World Jewish Congress co-hosts screening of 'Operation Wedding', the true story of Soviet Jews’ plot to hijack empty plane escape USSR

World Jewish Congress co-hosts screening of 'Operation Wedding', the true story of Soviet Jews’ plot to hijack empty plane escape USSR

Op edding

NEW YORK - The World Jewish Congress co-hosted this week a special screen of “Operation Wedding”, the true story of young Jewish dissidents who plotted to hijack an empty plane to escape the USSR in 1970. The screening was followed by a discussion with American activists who worked to free Jews trapped in the U.S.S.R.

The discussion was organized in partnership with the National Coalition Supporting Eurasian Jewry (NCSEJ), the Jewish Community Relations Council of New York (JCRC), and Generation R of the JCC of Manhattan.

Operation Wedding was directed by Operation Wedding director Anat Zalmanson-Kuznetsov, Susan Green of JCRC, Soviet Jewry activist Richard Stone, WJC NA Executive Director Betty Ehrenberg, whose parents were among the dissidents who plotted to hijack an empty plane in Leningrad under the premise of a trip to a wedding, a group of young Jewish dissidents to escape the USSR. The dissidents bought every ticket on a 12-seater plane, so there would be no passengers except for them. The KGB was on to them before they could carry out their plot, and the dissidents were arrested before boarding and sentenced to years in the gulag - two were sentenced to death. A discussion with the filmmaker followed the movie screening.
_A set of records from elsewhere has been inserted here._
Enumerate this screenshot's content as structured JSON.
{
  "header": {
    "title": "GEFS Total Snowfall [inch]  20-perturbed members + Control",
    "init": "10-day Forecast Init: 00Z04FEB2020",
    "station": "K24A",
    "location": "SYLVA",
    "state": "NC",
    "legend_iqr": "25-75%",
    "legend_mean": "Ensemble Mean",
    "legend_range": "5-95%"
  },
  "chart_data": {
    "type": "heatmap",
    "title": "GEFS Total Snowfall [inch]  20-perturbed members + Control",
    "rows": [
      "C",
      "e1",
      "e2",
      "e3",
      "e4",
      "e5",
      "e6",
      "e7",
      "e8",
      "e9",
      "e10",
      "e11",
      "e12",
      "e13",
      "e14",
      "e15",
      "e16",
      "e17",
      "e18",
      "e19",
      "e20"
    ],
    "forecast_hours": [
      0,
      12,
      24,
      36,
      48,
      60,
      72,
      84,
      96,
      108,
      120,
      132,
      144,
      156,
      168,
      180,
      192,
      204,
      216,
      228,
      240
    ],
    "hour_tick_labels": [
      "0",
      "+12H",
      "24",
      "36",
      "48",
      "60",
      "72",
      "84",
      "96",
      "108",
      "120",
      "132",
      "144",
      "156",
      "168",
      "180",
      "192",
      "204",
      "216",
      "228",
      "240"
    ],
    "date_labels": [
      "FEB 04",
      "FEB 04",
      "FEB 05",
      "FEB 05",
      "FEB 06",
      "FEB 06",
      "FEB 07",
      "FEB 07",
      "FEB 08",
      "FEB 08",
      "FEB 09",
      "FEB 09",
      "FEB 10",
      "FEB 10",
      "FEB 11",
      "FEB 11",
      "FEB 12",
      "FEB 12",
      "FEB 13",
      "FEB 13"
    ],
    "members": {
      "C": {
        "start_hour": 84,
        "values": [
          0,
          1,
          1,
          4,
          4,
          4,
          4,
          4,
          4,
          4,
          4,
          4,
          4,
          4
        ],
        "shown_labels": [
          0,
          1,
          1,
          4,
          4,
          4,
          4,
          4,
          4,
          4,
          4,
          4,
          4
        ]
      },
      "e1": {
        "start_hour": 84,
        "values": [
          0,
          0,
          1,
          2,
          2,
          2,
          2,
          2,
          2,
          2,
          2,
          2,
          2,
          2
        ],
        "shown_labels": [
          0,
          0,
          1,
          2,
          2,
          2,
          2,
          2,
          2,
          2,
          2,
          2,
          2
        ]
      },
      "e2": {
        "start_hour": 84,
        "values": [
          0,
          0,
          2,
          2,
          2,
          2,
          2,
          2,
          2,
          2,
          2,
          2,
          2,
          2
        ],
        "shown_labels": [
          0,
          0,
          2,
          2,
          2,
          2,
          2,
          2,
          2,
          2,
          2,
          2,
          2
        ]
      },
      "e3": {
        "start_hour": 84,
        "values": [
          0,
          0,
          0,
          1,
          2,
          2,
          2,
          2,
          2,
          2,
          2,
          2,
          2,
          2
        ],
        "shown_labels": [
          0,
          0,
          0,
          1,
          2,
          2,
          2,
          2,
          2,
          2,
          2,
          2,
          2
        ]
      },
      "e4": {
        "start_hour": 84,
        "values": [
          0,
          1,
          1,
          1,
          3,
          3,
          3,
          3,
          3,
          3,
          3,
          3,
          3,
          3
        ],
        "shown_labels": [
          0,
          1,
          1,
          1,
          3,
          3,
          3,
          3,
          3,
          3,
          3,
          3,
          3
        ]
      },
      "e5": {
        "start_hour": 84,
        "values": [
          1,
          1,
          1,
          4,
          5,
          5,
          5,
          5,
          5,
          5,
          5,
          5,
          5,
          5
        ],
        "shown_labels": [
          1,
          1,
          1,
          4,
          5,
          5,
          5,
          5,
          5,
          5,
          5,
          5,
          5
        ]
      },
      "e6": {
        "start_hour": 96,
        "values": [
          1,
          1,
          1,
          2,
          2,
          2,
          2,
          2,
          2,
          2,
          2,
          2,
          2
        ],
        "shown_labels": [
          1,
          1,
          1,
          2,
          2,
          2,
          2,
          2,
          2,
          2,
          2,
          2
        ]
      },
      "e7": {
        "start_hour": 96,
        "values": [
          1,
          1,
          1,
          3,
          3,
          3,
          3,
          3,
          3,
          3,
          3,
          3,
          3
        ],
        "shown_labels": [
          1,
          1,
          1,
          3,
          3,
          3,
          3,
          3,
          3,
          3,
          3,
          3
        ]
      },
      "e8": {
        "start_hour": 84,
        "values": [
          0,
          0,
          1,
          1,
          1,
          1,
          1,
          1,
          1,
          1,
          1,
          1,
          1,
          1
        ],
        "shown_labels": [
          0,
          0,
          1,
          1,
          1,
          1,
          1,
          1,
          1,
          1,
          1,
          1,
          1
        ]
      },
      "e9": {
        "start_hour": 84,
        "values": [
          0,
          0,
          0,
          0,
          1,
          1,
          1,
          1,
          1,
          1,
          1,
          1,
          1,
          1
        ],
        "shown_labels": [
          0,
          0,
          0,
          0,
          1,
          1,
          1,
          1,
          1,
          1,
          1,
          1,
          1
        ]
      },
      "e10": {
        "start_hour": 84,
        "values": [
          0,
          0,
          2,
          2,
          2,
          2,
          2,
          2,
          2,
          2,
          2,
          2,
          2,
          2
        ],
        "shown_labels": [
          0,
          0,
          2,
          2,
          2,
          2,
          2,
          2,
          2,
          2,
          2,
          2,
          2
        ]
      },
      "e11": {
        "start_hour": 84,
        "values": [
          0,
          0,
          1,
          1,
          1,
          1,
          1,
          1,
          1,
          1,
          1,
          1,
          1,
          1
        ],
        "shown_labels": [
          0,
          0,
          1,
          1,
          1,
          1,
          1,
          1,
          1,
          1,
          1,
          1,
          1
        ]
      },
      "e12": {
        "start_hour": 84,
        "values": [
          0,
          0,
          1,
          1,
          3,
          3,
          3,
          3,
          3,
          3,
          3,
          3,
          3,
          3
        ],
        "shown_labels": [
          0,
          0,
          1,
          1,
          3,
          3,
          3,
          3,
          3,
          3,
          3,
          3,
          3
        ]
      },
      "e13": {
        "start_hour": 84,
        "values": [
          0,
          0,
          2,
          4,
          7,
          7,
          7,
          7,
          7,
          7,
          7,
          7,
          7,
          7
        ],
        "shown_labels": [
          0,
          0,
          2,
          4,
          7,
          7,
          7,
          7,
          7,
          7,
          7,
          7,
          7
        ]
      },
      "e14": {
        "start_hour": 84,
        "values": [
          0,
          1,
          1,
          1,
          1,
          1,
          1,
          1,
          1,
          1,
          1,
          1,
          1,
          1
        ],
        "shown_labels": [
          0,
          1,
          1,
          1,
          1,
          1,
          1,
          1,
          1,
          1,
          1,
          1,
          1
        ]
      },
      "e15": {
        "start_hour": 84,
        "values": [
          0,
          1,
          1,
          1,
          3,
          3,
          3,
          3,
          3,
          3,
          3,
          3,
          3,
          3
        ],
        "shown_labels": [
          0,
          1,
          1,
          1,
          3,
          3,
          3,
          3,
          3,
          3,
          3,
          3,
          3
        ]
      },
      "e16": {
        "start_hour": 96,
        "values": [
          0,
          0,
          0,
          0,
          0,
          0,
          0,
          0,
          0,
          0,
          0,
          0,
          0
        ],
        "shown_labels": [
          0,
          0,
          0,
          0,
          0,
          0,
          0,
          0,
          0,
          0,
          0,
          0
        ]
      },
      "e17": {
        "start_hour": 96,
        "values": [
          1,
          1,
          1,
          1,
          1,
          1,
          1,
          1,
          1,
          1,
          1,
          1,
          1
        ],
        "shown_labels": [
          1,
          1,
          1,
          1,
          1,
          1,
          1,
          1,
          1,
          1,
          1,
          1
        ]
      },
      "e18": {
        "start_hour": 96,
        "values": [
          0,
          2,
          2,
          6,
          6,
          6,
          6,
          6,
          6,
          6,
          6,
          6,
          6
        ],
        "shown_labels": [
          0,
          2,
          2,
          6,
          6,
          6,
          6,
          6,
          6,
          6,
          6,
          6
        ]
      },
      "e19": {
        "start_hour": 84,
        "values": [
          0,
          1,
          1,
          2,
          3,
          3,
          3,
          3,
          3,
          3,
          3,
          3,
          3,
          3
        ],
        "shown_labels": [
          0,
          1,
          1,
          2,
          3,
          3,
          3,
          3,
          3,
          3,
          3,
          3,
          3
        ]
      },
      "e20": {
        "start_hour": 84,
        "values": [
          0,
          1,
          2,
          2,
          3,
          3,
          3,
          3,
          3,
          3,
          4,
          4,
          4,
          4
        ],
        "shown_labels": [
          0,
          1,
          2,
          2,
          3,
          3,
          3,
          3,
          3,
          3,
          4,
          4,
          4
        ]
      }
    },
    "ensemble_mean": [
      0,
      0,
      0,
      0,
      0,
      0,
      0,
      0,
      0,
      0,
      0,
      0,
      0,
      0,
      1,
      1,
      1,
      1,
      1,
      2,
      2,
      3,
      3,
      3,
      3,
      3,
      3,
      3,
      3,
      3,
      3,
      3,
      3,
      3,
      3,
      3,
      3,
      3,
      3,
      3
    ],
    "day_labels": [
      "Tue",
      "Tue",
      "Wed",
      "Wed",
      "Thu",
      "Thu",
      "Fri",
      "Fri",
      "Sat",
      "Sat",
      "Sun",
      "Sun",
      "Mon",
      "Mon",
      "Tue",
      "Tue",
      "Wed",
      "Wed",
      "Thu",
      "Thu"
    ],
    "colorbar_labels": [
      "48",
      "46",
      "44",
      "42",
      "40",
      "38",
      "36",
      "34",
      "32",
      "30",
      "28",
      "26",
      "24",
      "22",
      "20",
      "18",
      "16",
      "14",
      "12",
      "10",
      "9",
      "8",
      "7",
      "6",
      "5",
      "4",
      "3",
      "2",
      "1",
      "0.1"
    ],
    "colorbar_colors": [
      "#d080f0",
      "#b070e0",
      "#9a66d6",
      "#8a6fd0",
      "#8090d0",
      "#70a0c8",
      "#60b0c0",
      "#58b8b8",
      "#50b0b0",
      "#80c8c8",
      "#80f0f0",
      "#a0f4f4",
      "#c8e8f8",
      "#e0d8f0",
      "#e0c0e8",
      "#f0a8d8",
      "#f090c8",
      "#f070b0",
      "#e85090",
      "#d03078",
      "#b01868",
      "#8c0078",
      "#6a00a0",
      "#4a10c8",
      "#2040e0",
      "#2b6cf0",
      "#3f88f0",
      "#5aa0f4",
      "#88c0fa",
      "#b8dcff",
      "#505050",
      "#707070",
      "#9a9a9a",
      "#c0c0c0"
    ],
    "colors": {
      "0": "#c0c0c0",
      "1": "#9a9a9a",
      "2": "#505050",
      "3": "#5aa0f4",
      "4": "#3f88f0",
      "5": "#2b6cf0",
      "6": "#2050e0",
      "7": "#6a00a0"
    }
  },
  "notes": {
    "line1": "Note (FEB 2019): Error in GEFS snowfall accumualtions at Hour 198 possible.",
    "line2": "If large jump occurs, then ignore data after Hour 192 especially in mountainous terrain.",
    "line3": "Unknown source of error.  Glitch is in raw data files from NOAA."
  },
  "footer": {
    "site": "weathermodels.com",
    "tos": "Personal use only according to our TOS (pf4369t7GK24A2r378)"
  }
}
WJC North America Executive Director Betty Ehrenberg opened the evening with remarks on the pivotal impact that the plight of these dissidents had on rallying American Jewry to the cause of Jews trapped in the Soviet Union – a movement which represented a new era in Jewish American activism. Unlike in crises of the 1930-1960s, it became evident to these activists that in the Soviet Union, quiet diplomacy was not enough and a new approach was needed, on a wider and higher level.

Soviet Jewry activist Richard Stone, a former chairman of the National Coalition Supporting Eurasian Jewry (NCSEJ), recalled the resilience of the Jewish spirit in the wake of adversity and how the Jewish community coalesced around the cause of Soviet Jewry. The political activism we see today in the Jewish community, which started with the cause of Soviet Jewry, is not something to be taken for granted, he said.

The campaigns to free Soviet Jewry culminated in a historic rally in Washington, DC in 1987 with 250,000 marchers in attendance, a demonstration that American Jews had finally become comfortable enough as patriots and as Jews. He also recalled the remarkable spirit of Soviet Jewry, who cut off from outside communities for 50 years, still yearned to be Jewish.

The fight for a generation of Jews began on a Leningrad airstrip, said Stone, and in his opinion, was a moment that helped lead to the breakup of what President Reagan called “the evil empire”. Most certainly, he said, it led to an awareness among American Jewry.